María Dueñas
Siempre me ha gustado enredar en la cocina y lo
mismo disfrutaba experimentando con innovaciones y modernidades que
homenajeando a los pucheros de toda la vida.
Mi familia se ha desintegrado y no tengo ningún
acontecimiento memorable al que rendir honores salvo el hecho de que el calendario certifique que
tengo un año más.
Podría ser una buena ocasión para asentarme en mi
nueva vida. Una vida inesperada y no elegida, llena de ausencias e
incertidumbres. Una vida que, de pronto, casi de un día para otro, me ha
exigido reinventarme y empezar a dar tumbos inciertos. Como un niño que empieza
a andar, sólo que con cuatro décadas y media a mis espaldas. Una edad en la que
debería haber alcanzado una madurez serena, afianzada en la experiencia y la
seguridad de lo conquistado a lo largo de los años, pero que a mí, sin embargo,
me ha pillado con el paso cambiado. Con la autoestima desgarrada, la
vulnerabilidad a flor de piel y el asqueroso sabor del fracaso en la boca. Sin
expectativas, sin ilusiones. Dueño de un destino confuso y desorientado, con un
futuro tan borroso como la tinta en el agua.
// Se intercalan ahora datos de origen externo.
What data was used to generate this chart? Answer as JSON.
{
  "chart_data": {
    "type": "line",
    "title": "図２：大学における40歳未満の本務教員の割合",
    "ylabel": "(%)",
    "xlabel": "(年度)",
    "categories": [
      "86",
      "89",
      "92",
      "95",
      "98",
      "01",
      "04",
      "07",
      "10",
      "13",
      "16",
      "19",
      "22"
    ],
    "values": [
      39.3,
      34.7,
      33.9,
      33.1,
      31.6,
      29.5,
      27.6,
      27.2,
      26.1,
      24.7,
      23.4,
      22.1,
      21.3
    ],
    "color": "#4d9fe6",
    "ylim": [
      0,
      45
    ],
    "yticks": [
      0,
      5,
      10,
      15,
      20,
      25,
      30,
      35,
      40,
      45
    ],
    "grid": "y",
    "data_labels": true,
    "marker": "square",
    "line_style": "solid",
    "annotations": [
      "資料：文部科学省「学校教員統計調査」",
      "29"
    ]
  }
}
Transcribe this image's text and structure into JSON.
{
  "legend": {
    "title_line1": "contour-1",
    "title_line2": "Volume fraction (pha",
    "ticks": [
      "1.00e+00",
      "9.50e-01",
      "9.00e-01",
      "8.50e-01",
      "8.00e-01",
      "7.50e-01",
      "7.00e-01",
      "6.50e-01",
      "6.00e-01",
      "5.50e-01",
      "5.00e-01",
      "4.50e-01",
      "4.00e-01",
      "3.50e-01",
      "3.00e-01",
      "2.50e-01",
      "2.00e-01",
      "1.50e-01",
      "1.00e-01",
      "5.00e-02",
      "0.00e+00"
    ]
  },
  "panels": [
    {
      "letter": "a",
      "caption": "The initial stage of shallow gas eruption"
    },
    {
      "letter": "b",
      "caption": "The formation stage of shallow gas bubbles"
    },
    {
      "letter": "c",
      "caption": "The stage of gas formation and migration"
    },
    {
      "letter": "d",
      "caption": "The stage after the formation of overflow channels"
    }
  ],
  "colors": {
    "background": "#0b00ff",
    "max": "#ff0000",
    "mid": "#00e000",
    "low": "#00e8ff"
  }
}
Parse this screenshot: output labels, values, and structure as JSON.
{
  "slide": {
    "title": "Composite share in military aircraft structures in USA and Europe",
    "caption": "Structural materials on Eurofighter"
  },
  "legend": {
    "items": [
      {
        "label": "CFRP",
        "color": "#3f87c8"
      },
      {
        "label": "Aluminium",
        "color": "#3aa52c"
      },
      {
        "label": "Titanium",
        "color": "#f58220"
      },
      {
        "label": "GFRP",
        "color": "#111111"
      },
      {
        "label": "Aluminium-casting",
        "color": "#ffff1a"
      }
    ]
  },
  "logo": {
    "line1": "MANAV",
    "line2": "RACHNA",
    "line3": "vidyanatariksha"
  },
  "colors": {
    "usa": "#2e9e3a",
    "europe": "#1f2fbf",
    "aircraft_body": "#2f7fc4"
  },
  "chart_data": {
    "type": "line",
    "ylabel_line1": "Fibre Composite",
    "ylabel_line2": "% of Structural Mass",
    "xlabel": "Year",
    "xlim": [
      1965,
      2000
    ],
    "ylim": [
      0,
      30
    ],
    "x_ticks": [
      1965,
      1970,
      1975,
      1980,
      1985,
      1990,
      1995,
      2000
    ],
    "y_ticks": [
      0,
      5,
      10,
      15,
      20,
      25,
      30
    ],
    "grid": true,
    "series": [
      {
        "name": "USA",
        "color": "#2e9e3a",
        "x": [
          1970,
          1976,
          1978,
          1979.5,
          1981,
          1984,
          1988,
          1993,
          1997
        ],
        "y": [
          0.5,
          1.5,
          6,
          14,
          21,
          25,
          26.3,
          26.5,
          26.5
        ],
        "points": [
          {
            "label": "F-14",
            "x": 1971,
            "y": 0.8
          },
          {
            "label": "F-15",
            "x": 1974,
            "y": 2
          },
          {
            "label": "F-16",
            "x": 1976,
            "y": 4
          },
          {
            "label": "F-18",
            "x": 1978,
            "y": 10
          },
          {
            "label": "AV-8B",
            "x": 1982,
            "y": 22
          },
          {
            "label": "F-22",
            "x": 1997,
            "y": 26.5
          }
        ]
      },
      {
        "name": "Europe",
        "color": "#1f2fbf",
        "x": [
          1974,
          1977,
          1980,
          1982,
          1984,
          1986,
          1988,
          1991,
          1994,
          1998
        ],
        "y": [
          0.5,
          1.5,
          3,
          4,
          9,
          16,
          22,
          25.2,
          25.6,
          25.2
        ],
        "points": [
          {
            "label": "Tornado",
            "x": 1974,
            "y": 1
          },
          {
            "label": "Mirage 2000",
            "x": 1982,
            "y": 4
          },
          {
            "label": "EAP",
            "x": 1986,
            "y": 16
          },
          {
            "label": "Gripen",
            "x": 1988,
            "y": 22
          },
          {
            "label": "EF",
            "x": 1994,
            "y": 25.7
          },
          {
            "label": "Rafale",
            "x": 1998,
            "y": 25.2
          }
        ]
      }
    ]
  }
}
A veces nos ciega la arrogancia y no somos
conscientes de lo elementales que son las cosas. Hasta que alguien nos pone
delante de los ojos la simplicidad desnuda de la realidad.
Las Nocheviejas solíamos celebrarlas con mi
familia política, algo que no volveré a repetir. Mis hijas cenarán ahora con su
madre, así que lo más probable es que yo acabe el año solo. ¡Todo un planazo!